At Yates's original murder trial, when she confessed to drowning her children, a witness for the prosecution, psychiatrist Park Dietz, testified that shortly before the murders, an episode of Law & Order had aired featuring a woman who drowned her children and was acquitted of murder by reason of insanity. During Yates's 2005 trial at the Texas Court of Appeals, O'Malley, who was covering the trial for O: The Oprah Magazine, The New York Times Magazine, and NBC News, and had previously been a writer for Law & Order, reported that no such episode of Law & Order existed, resulting in Dietz admitting before the court that he had provided false testimony.
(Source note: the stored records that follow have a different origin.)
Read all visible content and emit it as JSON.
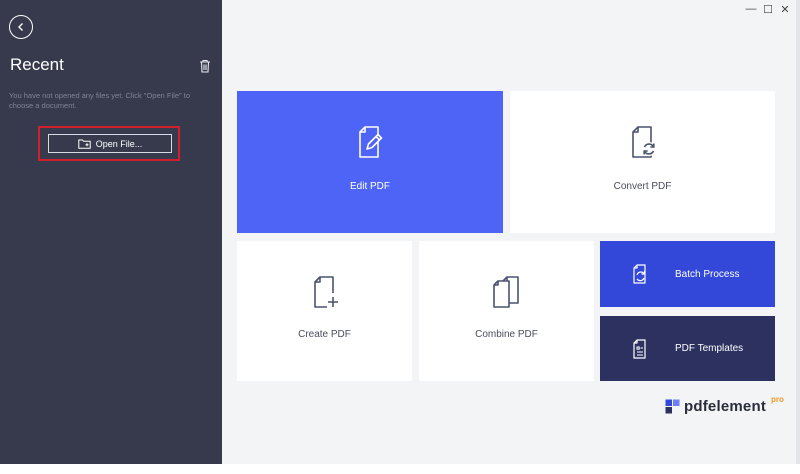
{
  "sidebar": {
    "title": "Recent",
    "empty_message": "You have not opened any files yet. Click \"Open File\" to choose a document.",
    "open_file_label": "Open File..."
  },
  "tiles": {
    "edit": "Edit PDF",
    "convert": "Convert PDF",
    "create": "Create PDF",
    "combine": "Combine PDF",
    "batch": "Batch Process",
    "templates": "PDF Templates"
  },
  "brand": {
    "name": "pdfelement",
    "edition": "pro"
  },
  "window_controls": {
    "minimize": "—",
    "maximize": "☐",
    "close": "✕"
  },
  "colors": {
    "sidebar": "#373a4d",
    "accent_blue": "#4d64f7",
    "batch_blue": "#3347d9",
    "navy": "#2c3160",
    "highlight_red": "#d0202e",
    "pro_orange": "#f39a1e"
  },
  "icons": [
    "back-arrow-icon",
    "trash-icon",
    "folder-icon",
    "edit-document-icon",
    "convert-document-icon",
    "create-document-icon",
    "combine-documents-icon",
    "batch-process-icon",
    "template-icon",
    "pdfelement-logo-icon"
  ]
}
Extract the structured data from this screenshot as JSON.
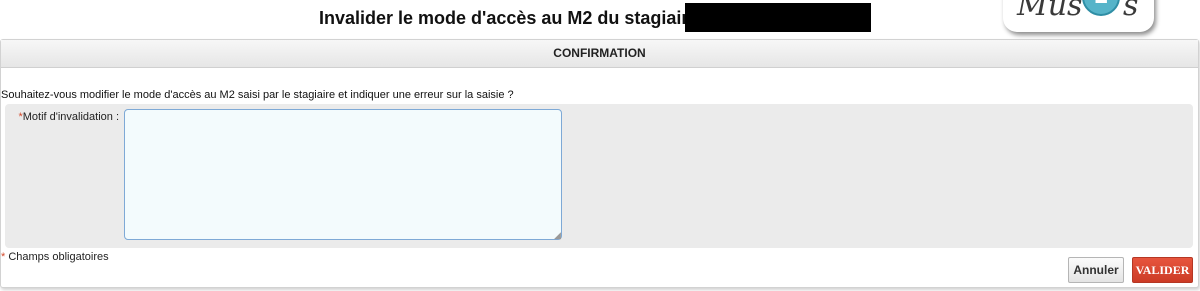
{
  "header": {
    "title": "Invalider le mode d'accès au M2 du stagiaire",
    "logo_text": "Mus",
    "logo_letter": "E",
    "logo_suffix": "s"
  },
  "panel": {
    "heading": "CONFIRMATION",
    "question": "Souhaitez-vous modifier le mode d'accès au M2 saisi par le stagiaire et indiquer une erreur sur la saisie ?",
    "field": {
      "required_mark": "*",
      "label": "Motif d'invalidation :",
      "value": ""
    },
    "required_note": {
      "mark": "*",
      "text": " Champs obligatoires"
    }
  },
  "buttons": {
    "cancel": "Annuler",
    "submit": "VALIDER"
  },
  "colors": {
    "required": "#d44a2c",
    "submit_bg": "#d9462f",
    "textarea_border": "#7ea9d6",
    "form_bg": "#ebebeb"
  }
}
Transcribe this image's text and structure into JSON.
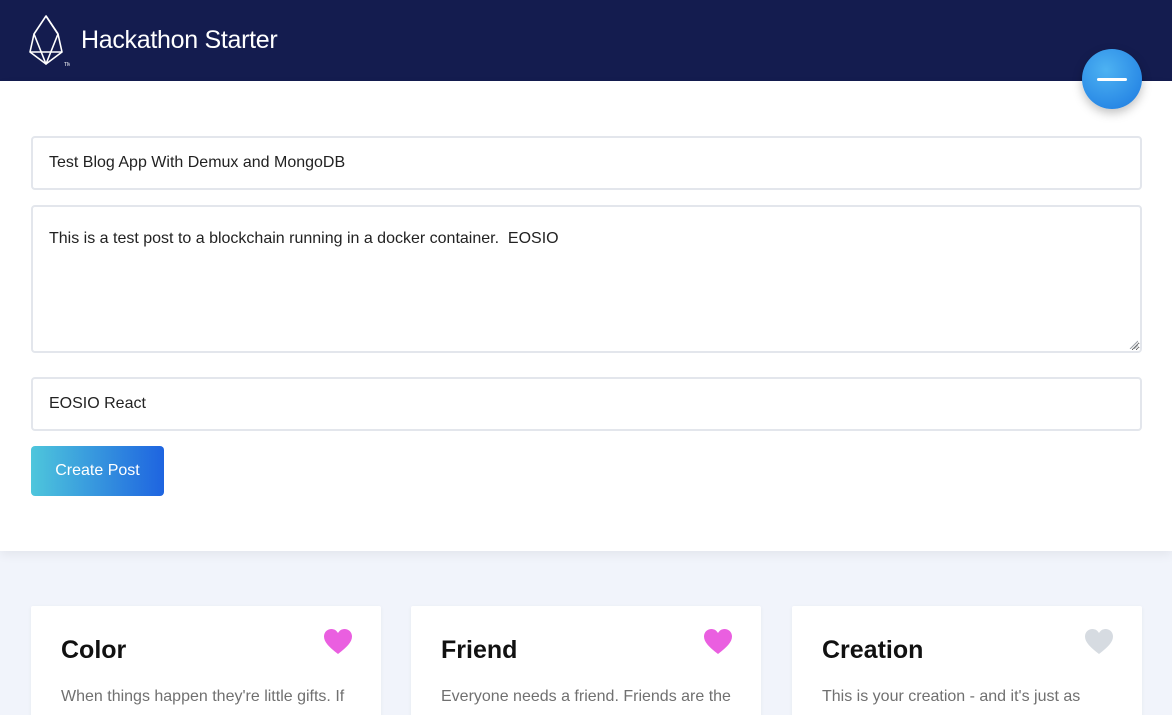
{
  "header": {
    "app_title": "Hackathon Starter",
    "logo_icon": "eos-logo-icon",
    "background": "#141c4f"
  },
  "form": {
    "title_value": "Test Blog App With Demux and MongoDB",
    "body_value": "This is a test post to a blockchain running in a docker container.  EOSIO",
    "tags_value": "EOSIO React",
    "create_label": "Create Post"
  },
  "fab": {
    "icon": "minus-icon"
  },
  "cards": [
    {
      "title": "Color",
      "text": "When things happen they're little gifts. If",
      "liked": true,
      "heart_color": "#ea5fe0"
    },
    {
      "title": "Friend",
      "text": "Everyone needs a friend. Friends are the",
      "liked": true,
      "heart_color": "#ea5fe0"
    },
    {
      "title": "Creation",
      "text": "This is your creation - and it's just as",
      "liked": false,
      "heart_color": "#d6dbe1"
    }
  ],
  "colors": {
    "accent_gradient_start": "#4ec6dc",
    "accent_gradient_end": "#1e64e0",
    "page_background": "#f1f4fb"
  }
}
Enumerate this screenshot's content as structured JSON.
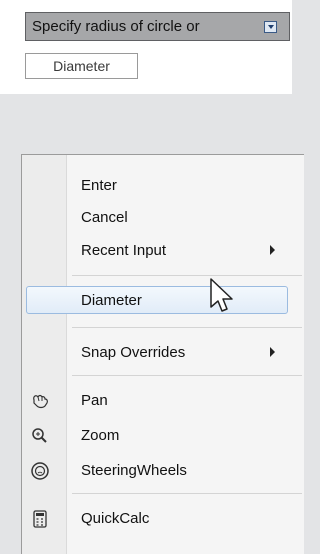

The appellate court reversed Yates's conviction, holding unanimously that the jury might have been influenced by Dietz's false testimony and therefore a new trial would be necessary.

== Personal life ==
In 1980, O'Malley married the humorist and writer Dan Greenburg. They divided their time between their homes in Manhattan and East Hampton. Their only child, Zack O'Malley Greenburg, was born in 1985. O'Malley and Greenburg divorced in 1998. Their son, Zack became a child actor and played the title role in the 1992 American drama film Lorenzo's Oil, alongside Nick Nolte and Susan Sarandon, which earned two nominations at the 65th Academy Awards. He later became the senior editor at Forbes magazine, covering music, media and entertainment, and a New York Times Bestselling author of books, including Empire State of Mind: How Jay-Z Went From Street Corner to Corner Office and A-List Angels: How a Band of Actors, Artists, and Athletes Hacked Silicon Valley.